Un instant de grâce, entré dans la légende, que le Non-Flying Dutchman narre mieux que quiconque. « Avec Frank (de Boer), on s’était vus. Juste un instant. Je le regarde, il me regarde, et je sais qu’il va me donner le ballon. Alors je cours aussi vite que je peux. Je n’ai qu’une idée en tête, créer ce petit espace qui me permettra d’aller au bout. Il n’y avait pas beaucoup de vent, donc j’ai surtout regardé devant pour continuer ma course et être là à l’arrivée du ballon. » Le sprint devant Ayala est réussi, le porte-manteau qui suit l’est encore plus. « Là, deux options. La première, je le laisse rebondir et je le contrôle au sol. C’est le plus facile, mais je risque de me retrouver au niveau du poteau de corner. La seconde, c’est de sauter et d’essayer de le récupérer en l’air. Tu dois rester aussi calme et immobile que possible, comme si tu te tenais debout sans bouger… mais en l’air, et en contrôlant le ballon. » L’étape du contrôle est également surpassée, avant que n’arrive la dernière. Celle de la finition. « Je me dis que ce n’est pas le bon angle pour la prendre du gauche, alors je choisis de la prendre du droit, je vise le poteau opposé, et hop ! C’est ce que je voulais. La mettre loin du gardien. Il ne peut pas l’arrêter. Je suis dans mon truc… »
DENNIS BERGKAMPPPP !
Le « truc » est maîtrisé au millimètre, les Pays-Bas s’imposent pour rejoindre le Brésil en demi-finales et Jack van Gelder, commentateur pour la télévision nationale NOS, passe à la postérité en s’époumonant à coups de « Dennis Bergkamp ! Dennis Bergkampppp ! » Le son fait frissonner, au même titre que l’image, pour un Bergkamp ému aux larmes, les mains sur le visage.

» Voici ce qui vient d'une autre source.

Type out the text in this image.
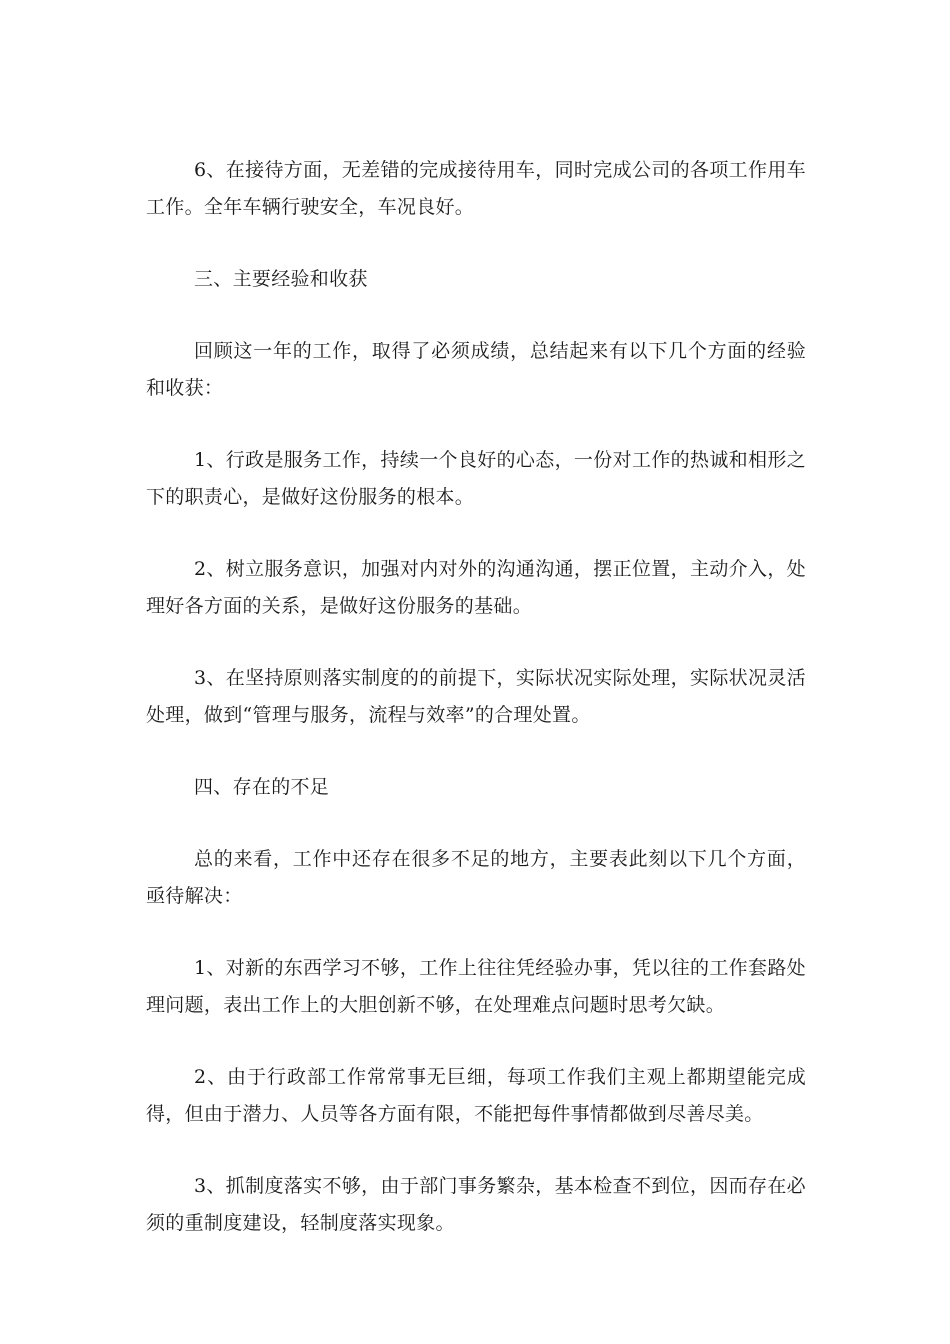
6、在接待方面，无差错的完成接待用车，同时完成公司的各项工作用车工作。全年车辆行驶安全，车况良好。

三、主要经验和收获

回顾这一年的工作，取得了必须成绩，总结起来有以下几个方面的经验和收获：

1、行政是服务工作，持续一个良好的心态，一份对工作的热诚和相形之下的职责心，是做好这份服务的根本。

2、树立服务意识，加强对内对外的沟通沟通，摆正位置，主动介入，处理好各方面的关系，是做好这份服务的基础。

3、在坚持原则落实制度的的前提下，实际状况实际处理，实际状况灵活处理，做到“管理与服务，流程与效率”的合理处置。

四、存在的不足

总的来看，工作中还存在很多不足的地方，主要表此刻以下几个方面，亟待解决：

1、对新的东西学习不够，工作上往往凭经验办事，凭以往的工作套路处理问题，表出工作上的大胆创新不够，在处理难点问题时思考欠缺。

2、由于行政部工作常常事无巨细，每项工作我们主观上都期望能完成得，但由于潜力、人员等各方面有限，不能把每件事情都做到尽善尽美。

3、抓制度落实不够，由于部门事务繁杂，基本检查不到位，因而存在必须的重制度建设，轻制度落实现象。
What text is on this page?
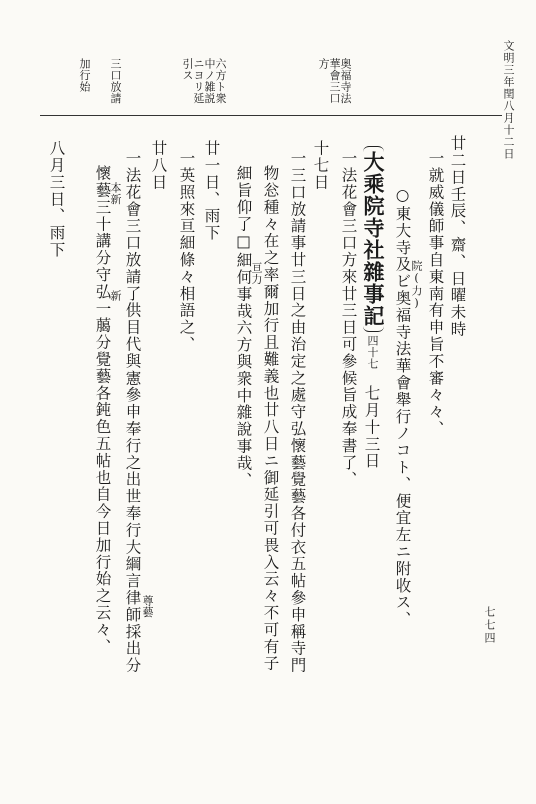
文明三年閏八月十二日
七七四
奥福寺法華會三口方
六方ト衆中ノ雑説ニヨリ延引ス
三口放請
加行始
廿二日壬辰、齋、日曜未時
一就威儀師事自東南有申旨不審々々、
院(力)
○東大寺及ビ奥福寺法華會舉行ノコト、便宜左ニ附收ス、
大乘院寺社雜事記
四十七
七月十三日
一法花會三口方來廿三日可參候旨成奉書了、
十七日
一三口放請事廿三日之由治定之處守弘懷藝覺藝各付衣五帖參申稱寺門
物忩種々在之率爾加行且難義也廿八日ニ御延引可畏入云々不可有子
細旨仰了□細何事哉六方與衆中雜說事哉、
亘力
廿一日、雨下
一英照來亘細條々相語之、
廿八日
一法花會三口放請了供目代與憲參申奉行之出世奉行大綱言律師採出分 尊藝
本新
新
懷藝三十講分守弘一﨟分覺藝各鈍色五帖也自今日加行始之云々、
八月三日、雨下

« J’aime le beau football, mais ça doit avoir un sens. Cela doit m’emmener quelque part. C’est ce qu’il s’est passé avec ce but. C’est mon plus beau, je pense. Alors sur le coup, j’ai repensé à moi gamin, à moi à 7 ou 8 ans, à l’époque où je jouais au football dans mon jardin. C’était ce moment ! J’ai mis les mains sur mon visage comme pour dire« je n’y crois pas ». » Les souvenirs impérissables d’un artiste ayant fait rêver toute une génération, et faisant dire à son adversaire direct qu’« il est impossible de défendre sur des gestes de génie ». Alors oui, ce vendredi soir, on se demande bien ce qui trottera dans la tête de Roberto Ayala.
Par Adel Bentaha
Propos de Dennis Bergkamp tirés du SoFoot hors-série 100% Pays-Bas.